Here's some further notes regarding these terms from the Keras documentation FAQ:
-
Sample: one element of a dataset.
- Example: one image is a sample in a convolutional network
- Example: one audio file is a sample for a speech recognition model
-
Batch: a set of
$N$ samples. The samples in a batch are processed independently, in parallel. If training, a batch results in only one update to the model. -
A batch generally approximates the distribution of the input data better than a single input. The larger the batch, the better the approximation; however, it is also true that the batch will take longer to process and will still result in only one update. For inference (evaluate/predict), it is recommended to pick a batch size that is as large as you can afford without going out of memory (since larger batches will usually result in faster evaluation/prediction).
-
Epoch: an arbitrary cutoff, generally defined as "one pass over the entire dataset", used to separate training into distinct phases, which is useful for logging and periodic evaluation.
-
When using
validation_data
orvalidation_split
with the.fit()
method of Keras models, evaluation will be run at the end of every epoch. -
Within Keras, there is the ability to add callbacks specifically designed to be run at the end of an epoch. Examples of these are learning rate changes and model checkpointing (saving).
When we fit the model as shown above, we not only update the model object itself, we are also returned a history associated with the model. (Hence our variable name.) With this, we can retrieve further information regarding how the model training progressed from epoch to epoch. To do this, you can access the .history
attribute of the returned object. Given our variable naming above, we would thus have:
history.history
This will return a dictionary of the metrics we indicated when compiling the model. By default, the loss criteria will always be included as well. So in our example, this dictionary will have two keys, one for the loss, and one for the accuracy. If you wish to plot learning curves for the loss or accuracy versus the epochs, you can then simply retrieve these lists. For example:
history.history['loss']
would return a list of the loss at each epoch.

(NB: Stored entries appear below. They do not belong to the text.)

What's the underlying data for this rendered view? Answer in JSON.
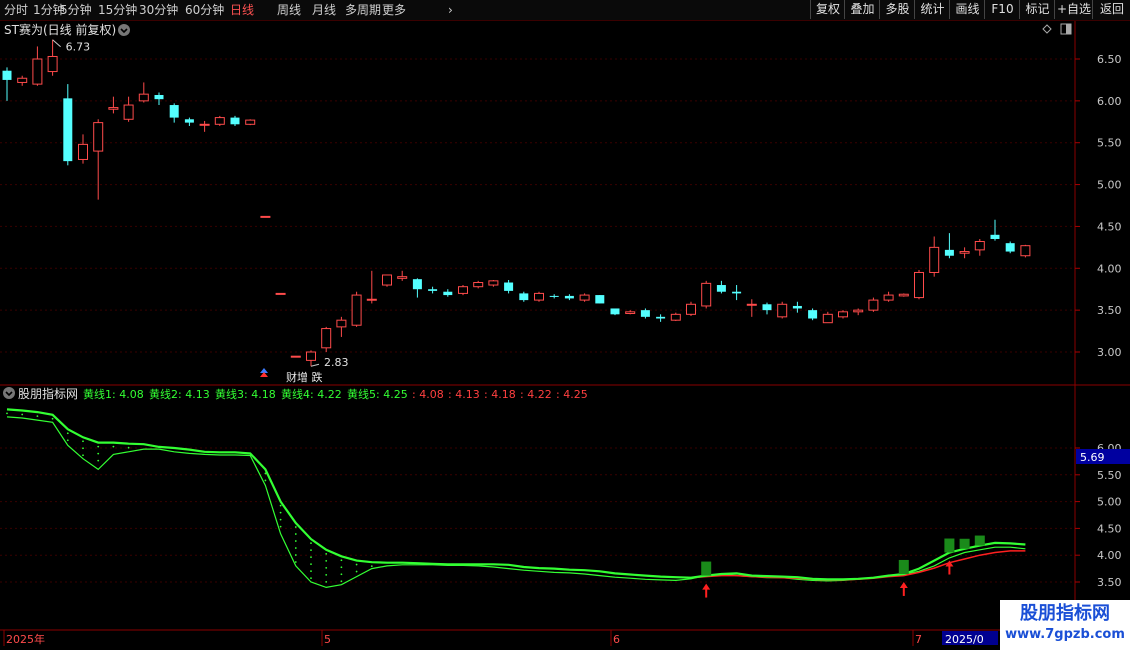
{
  "toolbar": {
    "periods": [
      "分时",
      "1分钟",
      "5分钟",
      "15分钟",
      "30分钟",
      "60分钟",
      "日线",
      "周线",
      "月线",
      "多周期",
      "更多"
    ],
    "active_period": "日线",
    "more_arrow": "›",
    "right_buttons": [
      "复权",
      "叠加",
      "多股",
      "统计",
      "画线",
      "F10",
      "标记",
      "+自选",
      "返回"
    ]
  },
  "main_chart": {
    "title": "ST赛为(日线 前复权)",
    "high_label": "6.73",
    "low_label": "2.83",
    "event_label": "财增 跌",
    "y_ticks": [
      "6.50",
      "6.00",
      "5.50",
      "5.00",
      "4.50",
      "4.00",
      "3.50",
      "3.00"
    ]
  },
  "indicator": {
    "name": "股朋指标网",
    "lines": [
      {
        "label": "黄线1: 4.08"
      },
      {
        "label": "黄线2: 4.13"
      },
      {
        "label": "黄线3: 4.18"
      },
      {
        "label": "黄线4: 4.22"
      },
      {
        "label": "黄线5: 4.25"
      }
    ],
    "red_values": [
      ": 4.08",
      ": 4.13",
      ": 4.18",
      ": 4.22",
      ": 4.25"
    ],
    "y_ticks": [
      "6.00",
      "5.50",
      "5.00",
      "4.50",
      "4.00",
      "3.50"
    ],
    "current_value": "5.69"
  },
  "x_axis": {
    "labels": [
      "2025年",
      "5",
      "6",
      "7"
    ],
    "cursor_date": "2025/0"
  },
  "brand": {
    "title": "股朋指标网",
    "url": "www.7gpzb.com"
  },
  "colors": {
    "up": "#ff4b4b",
    "down": "#54ffff",
    "line_green": "#33ff33",
    "line_red": "#ff2020",
    "grid": "#3a0000"
  },
  "chart_data": {
    "type": "candlestick",
    "x_ticks": [
      "2025年",
      "5",
      "6",
      "7"
    ],
    "y_range": [
      2.6,
      6.8
    ],
    "candles": [
      {
        "o": 6.36,
        "h": 6.4,
        "l": 6.0,
        "c": 6.25
      },
      {
        "o": 6.22,
        "h": 6.3,
        "l": 6.18,
        "c": 6.27
      },
      {
        "o": 6.2,
        "h": 6.65,
        "l": 6.18,
        "c": 6.5
      },
      {
        "o": 6.35,
        "h": 6.73,
        "l": 6.3,
        "c": 6.53
      },
      {
        "o": 6.03,
        "h": 6.2,
        "l": 5.23,
        "c": 5.28
      },
      {
        "o": 5.3,
        "h": 5.6,
        "l": 5.25,
        "c": 5.48
      },
      {
        "o": 5.4,
        "h": 5.78,
        "l": 4.82,
        "c": 5.74
      },
      {
        "o": 5.9,
        "h": 6.05,
        "l": 5.85,
        "c": 5.92
      },
      {
        "o": 5.78,
        "h": 6.05,
        "l": 5.75,
        "c": 5.95
      },
      {
        "o": 6.0,
        "h": 6.22,
        "l": 5.98,
        "c": 6.08
      },
      {
        "o": 6.07,
        "h": 6.1,
        "l": 5.95,
        "c": 6.02
      },
      {
        "o": 5.95,
        "h": 5.97,
        "l": 5.74,
        "c": 5.8
      },
      {
        "o": 5.78,
        "h": 5.8,
        "l": 5.7,
        "c": 5.74
      },
      {
        "o": 5.72,
        "h": 5.76,
        "l": 5.63,
        "c": 5.72
      },
      {
        "o": 5.72,
        "h": 5.82,
        "l": 5.7,
        "c": 5.8
      },
      {
        "o": 5.8,
        "h": 5.82,
        "l": 5.7,
        "c": 5.72
      },
      {
        "o": 5.72,
        "h": 5.78,
        "l": 5.71,
        "c": 5.77
      },
      {
        "o": 4.62,
        "h": 4.62,
        "l": 4.62,
        "c": 4.62
      },
      {
        "o": 3.7,
        "h": 3.7,
        "l": 3.7,
        "c": 3.7
      },
      {
        "o": 2.95,
        "h": 2.95,
        "l": 2.95,
        "c": 2.95
      },
      {
        "o": 2.9,
        "h": 3.02,
        "l": 2.83,
        "c": 3.0
      },
      {
        "o": 3.05,
        "h": 3.3,
        "l": 3.0,
        "c": 3.28
      },
      {
        "o": 3.3,
        "h": 3.42,
        "l": 3.18,
        "c": 3.38
      },
      {
        "o": 3.32,
        "h": 3.72,
        "l": 3.3,
        "c": 3.68
      },
      {
        "o": 3.62,
        "h": 3.97,
        "l": 3.58,
        "c": 3.63
      },
      {
        "o": 3.8,
        "h": 3.92,
        "l": 3.78,
        "c": 3.92
      },
      {
        "o": 3.88,
        "h": 3.97,
        "l": 3.85,
        "c": 3.9
      },
      {
        "o": 3.87,
        "h": 3.88,
        "l": 3.65,
        "c": 3.75
      },
      {
        "o": 3.75,
        "h": 3.78,
        "l": 3.7,
        "c": 3.73
      },
      {
        "o": 3.72,
        "h": 3.75,
        "l": 3.66,
        "c": 3.68
      },
      {
        "o": 3.7,
        "h": 3.8,
        "l": 3.68,
        "c": 3.78
      },
      {
        "o": 3.78,
        "h": 3.85,
        "l": 3.76,
        "c": 3.83
      },
      {
        "o": 3.8,
        "h": 3.86,
        "l": 3.78,
        "c": 3.85
      },
      {
        "o": 3.83,
        "h": 3.86,
        "l": 3.7,
        "c": 3.73
      },
      {
        "o": 3.7,
        "h": 3.72,
        "l": 3.6,
        "c": 3.62
      },
      {
        "o": 3.62,
        "h": 3.72,
        "l": 3.6,
        "c": 3.7
      },
      {
        "o": 3.67,
        "h": 3.69,
        "l": 3.64,
        "c": 3.66
      },
      {
        "o": 3.67,
        "h": 3.69,
        "l": 3.62,
        "c": 3.64
      },
      {
        "o": 3.62,
        "h": 3.7,
        "l": 3.6,
        "c": 3.68
      },
      {
        "o": 3.68,
        "h": 3.68,
        "l": 3.58,
        "c": 3.58
      },
      {
        "o": 3.52,
        "h": 3.52,
        "l": 3.44,
        "c": 3.45
      },
      {
        "o": 3.46,
        "h": 3.5,
        "l": 3.45,
        "c": 3.48
      },
      {
        "o": 3.5,
        "h": 3.52,
        "l": 3.4,
        "c": 3.42
      },
      {
        "o": 3.42,
        "h": 3.45,
        "l": 3.36,
        "c": 3.4
      },
      {
        "o": 3.38,
        "h": 3.47,
        "l": 3.37,
        "c": 3.45
      },
      {
        "o": 3.45,
        "h": 3.6,
        "l": 3.43,
        "c": 3.57
      },
      {
        "o": 3.55,
        "h": 3.85,
        "l": 3.52,
        "c": 3.82
      },
      {
        "o": 3.8,
        "h": 3.85,
        "l": 3.7,
        "c": 3.72
      },
      {
        "o": 3.72,
        "h": 3.8,
        "l": 3.62,
        "c": 3.7
      },
      {
        "o": 3.57,
        "h": 3.63,
        "l": 3.42,
        "c": 3.57
      },
      {
        "o": 3.57,
        "h": 3.59,
        "l": 3.45,
        "c": 3.5
      },
      {
        "o": 3.42,
        "h": 3.6,
        "l": 3.4,
        "c": 3.57
      },
      {
        "o": 3.55,
        "h": 3.6,
        "l": 3.47,
        "c": 3.52
      },
      {
        "o": 3.5,
        "h": 3.52,
        "l": 3.38,
        "c": 3.4
      },
      {
        "o": 3.35,
        "h": 3.48,
        "l": 3.35,
        "c": 3.45
      },
      {
        "o": 3.42,
        "h": 3.5,
        "l": 3.4,
        "c": 3.48
      },
      {
        "o": 3.48,
        "h": 3.52,
        "l": 3.44,
        "c": 3.5
      },
      {
        "o": 3.5,
        "h": 3.65,
        "l": 3.48,
        "c": 3.62
      },
      {
        "o": 3.62,
        "h": 3.72,
        "l": 3.6,
        "c": 3.68
      },
      {
        "o": 3.67,
        "h": 3.7,
        "l": 3.66,
        "c": 3.69
      },
      {
        "o": 3.65,
        "h": 3.98,
        "l": 3.63,
        "c": 3.95
      },
      {
        "o": 3.95,
        "h": 4.38,
        "l": 3.9,
        "c": 4.25
      },
      {
        "o": 4.22,
        "h": 4.42,
        "l": 4.12,
        "c": 4.15
      },
      {
        "o": 4.18,
        "h": 4.25,
        "l": 4.12,
        "c": 4.2
      },
      {
        "o": 4.22,
        "h": 4.35,
        "l": 4.15,
        "c": 4.32
      },
      {
        "o": 4.4,
        "h": 4.58,
        "l": 4.33,
        "c": 4.35
      },
      {
        "o": 4.3,
        "h": 4.32,
        "l": 4.18,
        "c": 4.2
      },
      {
        "o": 4.15,
        "h": 4.28,
        "l": 4.13,
        "c": 4.27
      }
    ],
    "indicator_green_upper": [
      6.72,
      6.7,
      6.67,
      6.62,
      6.35,
      6.2,
      6.1,
      6.1,
      6.08,
      6.07,
      6.02,
      6.0,
      5.97,
      5.93,
      5.92,
      5.92,
      5.9,
      5.6,
      5.0,
      4.6,
      4.3,
      4.1,
      3.98,
      3.9,
      3.87,
      3.86,
      3.86,
      3.85,
      3.84,
      3.83,
      3.83,
      3.83,
      3.83,
      3.82,
      3.78,
      3.76,
      3.75,
      3.73,
      3.72,
      3.7,
      3.66,
      3.64,
      3.62,
      3.6,
      3.59,
      3.58,
      3.62,
      3.65,
      3.66,
      3.62,
      3.61,
      3.6,
      3.59,
      3.56,
      3.55,
      3.55,
      3.56,
      3.58,
      3.62,
      3.65,
      3.75,
      3.9,
      4.05,
      4.12,
      4.18,
      4.23,
      4.22,
      4.2
    ],
    "indicator_red_lower": [
      null,
      null,
      null,
      null,
      null,
      null,
      null,
      null,
      null,
      null,
      null,
      null,
      null,
      null,
      null,
      null,
      null,
      null,
      null,
      null,
      null,
      null,
      null,
      null,
      null,
      null,
      null,
      null,
      null,
      null,
      null,
      null,
      null,
      null,
      null,
      null,
      null,
      null,
      null,
      null,
      null,
      null,
      null,
      null,
      null,
      3.58,
      3.6,
      3.62,
      3.62,
      3.6,
      3.59,
      3.58,
      3.57,
      3.55,
      3.54,
      3.54,
      3.55,
      3.57,
      3.6,
      3.62,
      3.68,
      3.76,
      3.86,
      3.93,
      4.0,
      4.05,
      4.08,
      4.08
    ],
    "indicator_green_lower": [
      6.58,
      6.56,
      6.52,
      6.48,
      6.05,
      5.8,
      5.6,
      5.88,
      5.93,
      5.98,
      5.98,
      5.93,
      5.9,
      5.88,
      5.87,
      5.87,
      5.86,
      5.3,
      4.4,
      3.8,
      3.5,
      3.4,
      3.45,
      3.6,
      3.75,
      3.8,
      3.82,
      3.82,
      3.82,
      3.81,
      3.81,
      3.8,
      3.78,
      3.75,
      3.72,
      3.7,
      3.68,
      3.67,
      3.65,
      3.62,
      3.59,
      3.57,
      3.55,
      3.54,
      3.53,
      3.56,
      3.62,
      3.65,
      3.62,
      3.6,
      3.58,
      3.58,
      3.55,
      3.53,
      3.52,
      3.53,
      3.55,
      3.58,
      3.62,
      3.64,
      3.7,
      3.8,
      3.95,
      4.05,
      4.1,
      4.15,
      4.15,
      4.12
    ],
    "signal_indices": [
      46,
      59,
      62
    ]
  }
}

As with scikit-learn and other packages, making predictions from a trained model is relatively straightforward. To do this, you can simply use the .predict()
method built into the model object. For example:
y_hat = model.predict(x)
Similarly, we can use the .evaluate()
method in order to compute the loss and other specified metrics for our trained model.
For example,
model.evaluate(X_train, X_train_labels)
will return the final loss associated with the model for the training data as well as any other metrics that were specified during compilation.
Similarly,
model.evaluate(X_test, X_test_labels)
will return the final loss associated with the model for the test data as well as any other specified metrics.
- https://keras.io/getting-started/
- https://keras.io/getting-started/sequential-model-guide/#compilation
- https://www.coursera.org/learn/deep-neural-network/lecture/BhJlm/rmsprop
- https://www.coursera.org/learn/deep-neural-network/lecture/qcogH/mini-batch-gradient-descent
- A full book on Keras by the author of Keras himself:
https://www.manning.com/books/deep-learning-with-python
In this lesson, we introduced some of the basic components of building a neural network using Keras. In the upcoming lab, you will put these concepts to practice.